A harassment charge is a legal charge filed against someone who intimidates, threatens, stalks, or otherwise makes another person feel unsafe or annoyed. This charge may also be filed against someone who steals personal information, snoops, or invades other people's privacy. Depending on the violation, the charge may be civil or criminal. Criminal cases can end with a misdemeanor or felony conviction, and can be punishable by prison time.
What Is Harassment?
Many different behaviors can be considered harassment, but the victim's perception that he or she is being threatened is usually the most important factor. Repeated unwanted contact, including excessive phone calls, too-frequent e-mails, or showing up uninvited at another person’s house multiple times after being told to stop are all common forms of harassment. In other cases, a person directly threaten victims or spy on them.
Victims usually know the harasser, but not always. People from old romantic relationships or someone who's been rejected by the victim may become bitter and start to behave inappropriately. For example, in a divorce, one spouse may threaten the other, causing significant distress that results in a harassment charge. In other cases, the harasser might be someone with a personal grievance against the victim, like an angry co-worker or someone with a childhood grudge. Some people are delusional and believe that they can pressure their victims into accepting them on a personal level if they just keep pushing them.
Civil vs. Criminal Cases
Whether harassment is considered civil or criminal generally depends on the relationship between the harasser and the victim and the type of behavior involved. Though laws vary by jurisdiction, civil harassment is generally seen as being done by a person who the victim has not been in an intimate or romantic relationship with, like a neighbor, stranger, or family member that's not a parent, sibling, grandparent, or in-law. A criminal harassment charge is generally brought against people who a victim has been in a close relationship with, like a former spouse or romantic partner. Similar behavior from a close family member may be considered domestic violence rather than harassment.

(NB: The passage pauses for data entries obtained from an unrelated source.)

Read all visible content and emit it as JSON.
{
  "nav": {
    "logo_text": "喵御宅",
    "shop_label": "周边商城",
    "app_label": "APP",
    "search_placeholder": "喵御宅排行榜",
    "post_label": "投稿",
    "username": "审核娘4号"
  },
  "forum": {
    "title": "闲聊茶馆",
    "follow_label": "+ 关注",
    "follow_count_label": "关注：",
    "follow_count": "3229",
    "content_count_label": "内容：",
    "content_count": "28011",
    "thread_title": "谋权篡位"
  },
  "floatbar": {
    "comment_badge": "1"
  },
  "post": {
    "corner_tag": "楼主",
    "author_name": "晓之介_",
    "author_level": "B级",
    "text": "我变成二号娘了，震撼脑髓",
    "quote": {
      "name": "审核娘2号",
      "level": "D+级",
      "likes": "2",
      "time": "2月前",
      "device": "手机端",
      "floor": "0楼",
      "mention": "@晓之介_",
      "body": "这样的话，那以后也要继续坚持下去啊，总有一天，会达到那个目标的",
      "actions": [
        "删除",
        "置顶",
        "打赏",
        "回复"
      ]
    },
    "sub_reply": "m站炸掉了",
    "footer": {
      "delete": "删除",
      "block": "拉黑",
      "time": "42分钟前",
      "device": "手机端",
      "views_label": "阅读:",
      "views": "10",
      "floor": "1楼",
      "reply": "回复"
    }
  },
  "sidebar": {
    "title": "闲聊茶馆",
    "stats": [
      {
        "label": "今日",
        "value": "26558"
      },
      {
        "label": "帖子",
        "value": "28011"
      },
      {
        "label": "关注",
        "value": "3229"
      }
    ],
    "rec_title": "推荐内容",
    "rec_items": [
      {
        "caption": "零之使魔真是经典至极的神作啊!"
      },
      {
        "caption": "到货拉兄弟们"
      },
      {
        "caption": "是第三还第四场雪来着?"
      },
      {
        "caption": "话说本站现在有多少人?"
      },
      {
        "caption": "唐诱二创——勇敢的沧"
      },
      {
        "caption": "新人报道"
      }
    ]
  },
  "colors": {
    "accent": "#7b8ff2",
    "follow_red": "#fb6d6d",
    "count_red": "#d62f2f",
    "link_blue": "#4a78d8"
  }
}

The type of behavior is more important than the status of the relationship in some jurisdictions. For instance, a stalker would usually face criminal charges, regardless of his or her relationship with the victim. Sexual harassment can also be subject to special statutes in some places. It is actually a form of discrimination, which is a civil rather than criminal charge. Other forms of discriminatory behavior, such as bullying based on ethnic differences, sexual preferences, or religion is also typically seen as a civil crime.

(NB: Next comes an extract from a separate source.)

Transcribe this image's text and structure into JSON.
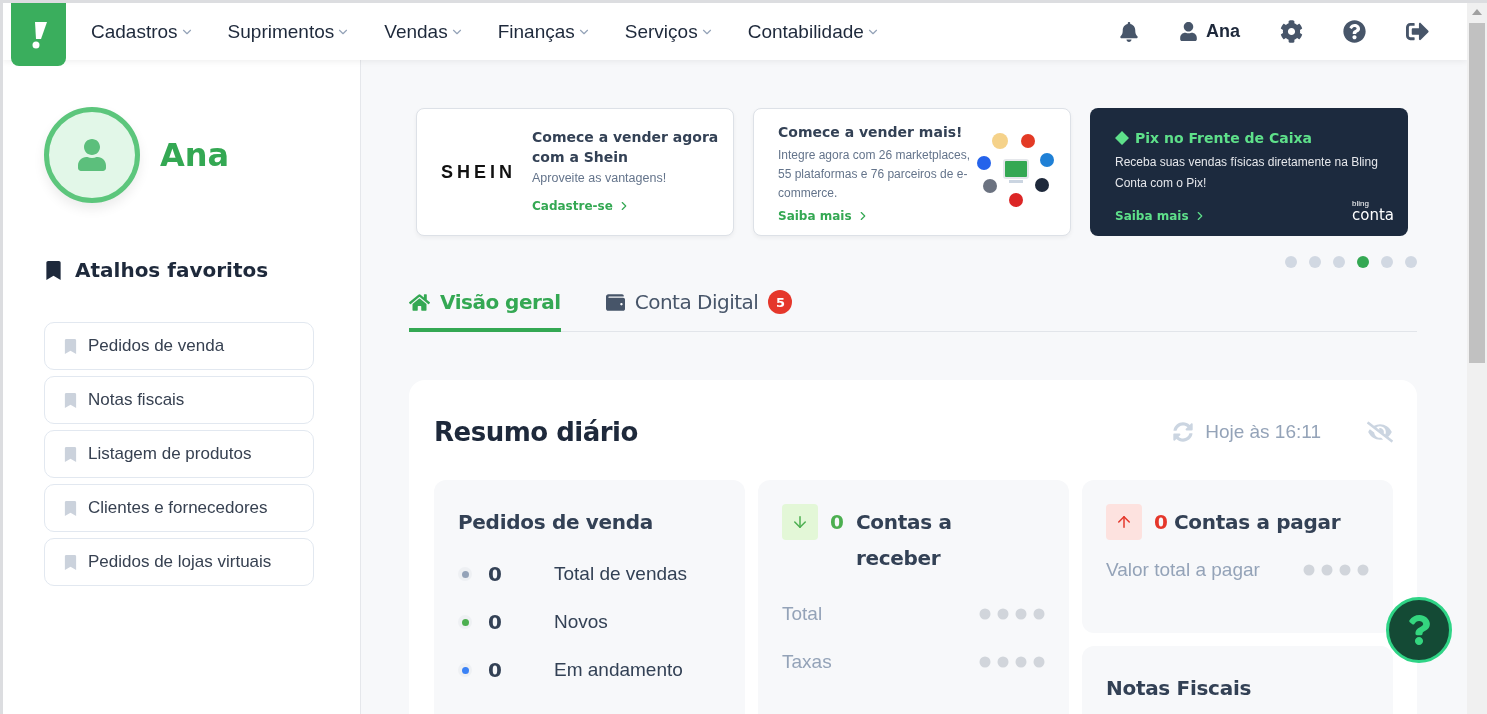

Misdemeanor vs. Felony Cases
Laws vary by jurisdiction, but generally speaking, misdemeanor harassment charges are filed in less serious cases, or for first time offenders, while felony charges are brought against very serious, threatening, or repeated offenders. This is especially true for people who violate a no-contact order or have previous convictions. In some areas of the US, the type of person being harassed determines whether the charge is a felony or misdemeanor. For example, felony charges may be brought against someone who harasses a public official, but misdemeanor charges against someone who does the same thing to a private person.
Steps for Victims
Once someone feels like he or she has been threatened, it is usually possible to file a restraining order through the court system. This prohibits the accused person from having any contact with the victim. If the order is granted and then violated, the suspect can be arrested on a harassment charge. In cases where violence occurs, a person may be able to file for an order of protection, which specifically prohibits any act of violence, and orders the assailant to do specific things to increase the safety of the victim, such as not being in the same area.
Responding to a Harassment Charge
Anyone who is being charged with harassment should contact a lawyer and get to know the laws in his or her area to understand what types of behavior have led to the charge and avoid them while the case is pending. For instance, in some areas of the US, a person can be charged with harassment even if he or she has never made threats to a person's face, but has done so through a third party or repeatedly talked in a threatening way about someone to mutual friends. Someone who doesn't know that might keep doing behavior that is legally considered harassment without knowing it. He or she should follow any court directives strictly, and be sure not to contact the person making the charges without first consulting a lawyer.